Dans une ambiance de folie, les Coqs ont bousculé les champions du monde. Révélation de la saison, le Stade Montois s’est encore bonifié et se détache en tête de la Pro D2. L’Aviron Bayonnais, en échec à Oyonnax, se retrouve à la 4e place.
Après avoir battu les Argentins et les Géorgiens, les Français ont franchi un nouveau palier, en s’offrant une victoire de prestige contre les Néo-Zélandais. Alors que le Top 14 est toujours en mode pause, les Landais se détachent au sommet de la deuxième division avec désormais 9 longueurs d’avance sur le Basques, pourtant grands favoris pour la montée en Top 14..

Oyonnax-Bayonne (30-21) : une défaite logique

Les Oyomen ont montré au grand favori de la Pro D2 qu’il faudrait compter avec eux.
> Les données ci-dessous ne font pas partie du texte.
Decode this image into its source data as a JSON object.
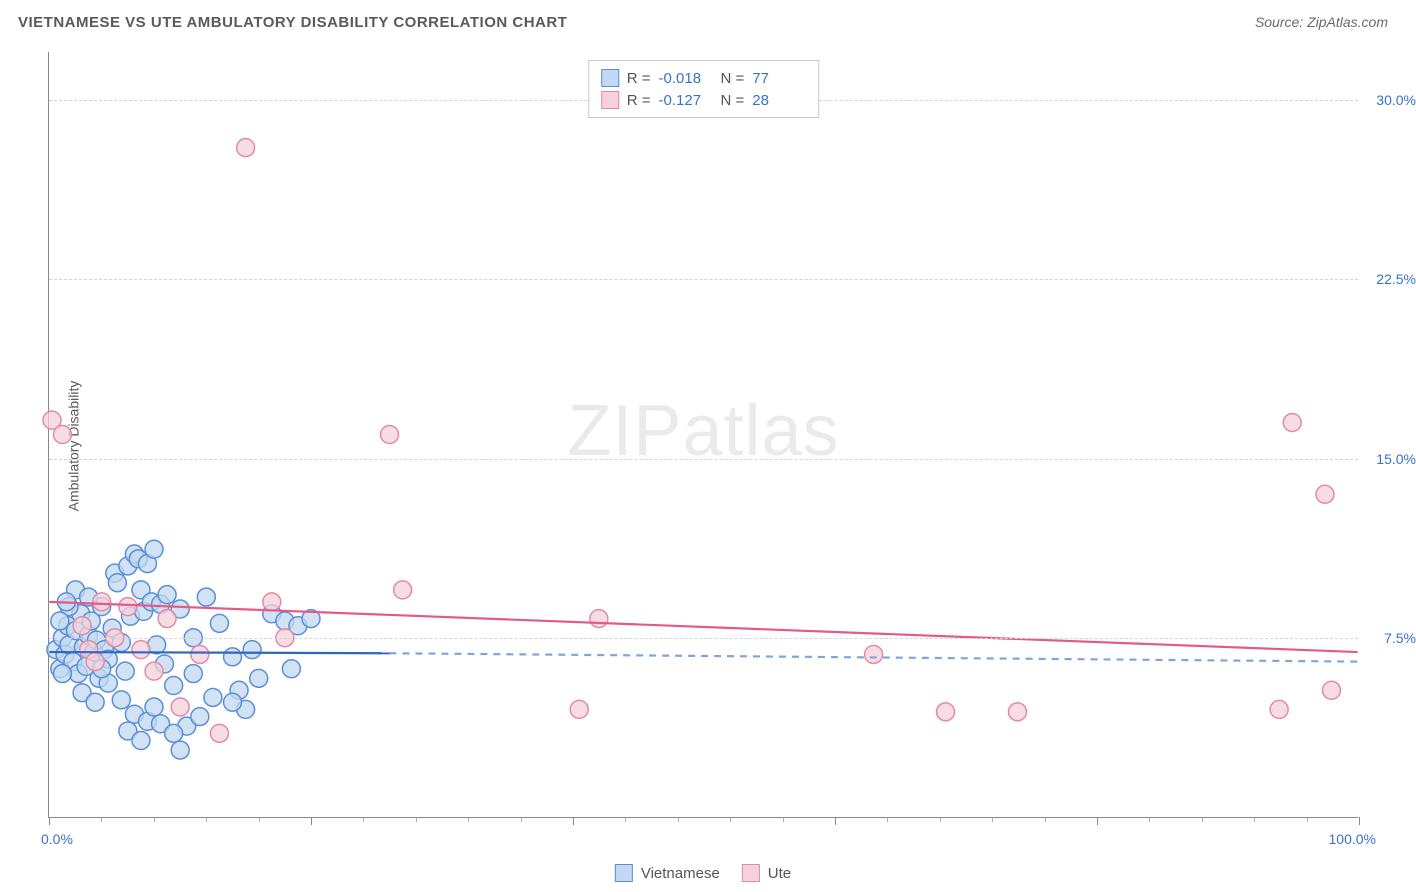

Ils ont fait coup double : une victoire sur un concurrent direct pour la montée, l’Aviron Bayonnais ; et une consolidation de leur place de dauphin des Montois dans ce championnat plus serré que jamais.

C’est Oyonnax qui a tiré le premier avec deux essais en 10 minutes, profitant du carton jaune infligé à Cormenier, alors que les Basques devaient se contenter de deux pénalités de Germain, avant de planter un essai sur ballon porté, signé Van Jaarsveld (14-11 à la pause) après le carton sortant le pilier d’Oyonnax.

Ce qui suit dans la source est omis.